The Guardian Unlimited recently reported on an elderly woman who walked 90 miles to get treatment, watching her companions shot and raped after they were killed along the way. The tents at DOCS in Goma are filled with similar heartbreaking stories, women and children, burned, mutilated and worse. A little name calling would have been their salvation.
So, Imus is punished by sponsor withdrawal by Bigelow Tea and Staples. On the surface, all seems good, proper, and well-intentioned. Dig a little deeper and you will find an obscure US Department of Labor Report on Tea, fair trade, child labor and imports. Child labor in the third world was a big concern, and Bigelow Tea, to its credit, was one of the few tea importers which responded to questions about child labor practices. Several of the companies surveyed, including Bigelow and Reily Foods, purchase all teas through third-party importers. Bigelow reported that it was “unaware of child labor practices.”
A 2003 pilot study of “Child Labor in the Tea Sector of Malawi,” commissioned by the Norwegian Fafo Foundation, showed that 48 million children between the ages of five and fourteen are employed in the agricultural industry in sub-Saharan Africa. This includes the tea industry. The report is extensive, but the general opinion is that child labor is extensive in the tea industry in Malawi. Sticks and stones and horrible working conditions will break their backs, but a little name-calling would be welcome.

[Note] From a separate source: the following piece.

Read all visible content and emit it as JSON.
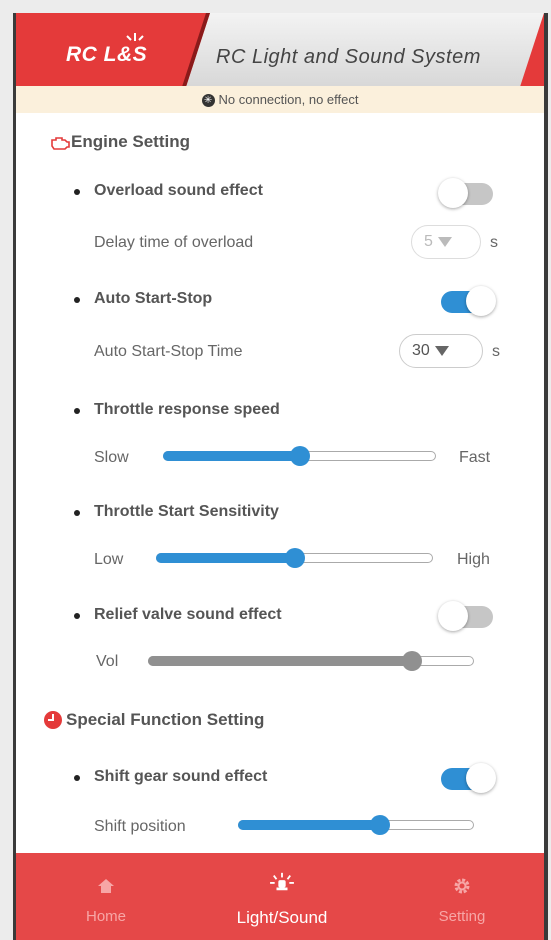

If Bigelow really wants to step up to the plate and champion racial equality, perhaps the company can take their advertising dollars and commission their own human rights study of the tea industry, or better yet, take some dollars over to a needy village. Don’t give your money to an NGO—it will vanish.
Meanwhile, the sports heroines continue to whine.
"Our moment was taken away -- our moment to celebrate our success, our moment to realize how far we had come, both on and off the court, as young women," said sophomore forward Heather Zurich. "We were stripped of this moment by degrading comments made by Mr. Imus last Wednesday. What hurts the most about this situation is that Mr. Imus knows not one of us personally."
I know of a nameless, faceless village in DRC that has been robbed of its land and resources by American interests. These villagers have no fame, certainly no fortune, and it is beyond their world view to expect more than survival from day to day. No one knows them "personally."
When will Americans wake up, and turn away from glorified sports heroes and champion the poor, the dispossessed, the robbed, and the abused in the third world?
The Imus tempest in a teapot is a national shame and shows how ignorant Americans are of real suffering and racism.
If Jesse Jackson wants to get involved in something really important, I can take him to the village I have in mind where women are told it is dangerous to their health to have babies, are chemically sterilized with no medical monitoring, and AIDS is killing so many that the birth rate can hardly keep up. Ethnic cleansing in the name of the environment is ignored and a radio program gets top media attention. Malaria is killing more than AIDS and US interests ban insecticides.
In Congo, moment after moment has been taken away and buried with the hopeless and abandoned. There are no microphones, no podiums, no cameras to record their despair, shame, and hurt.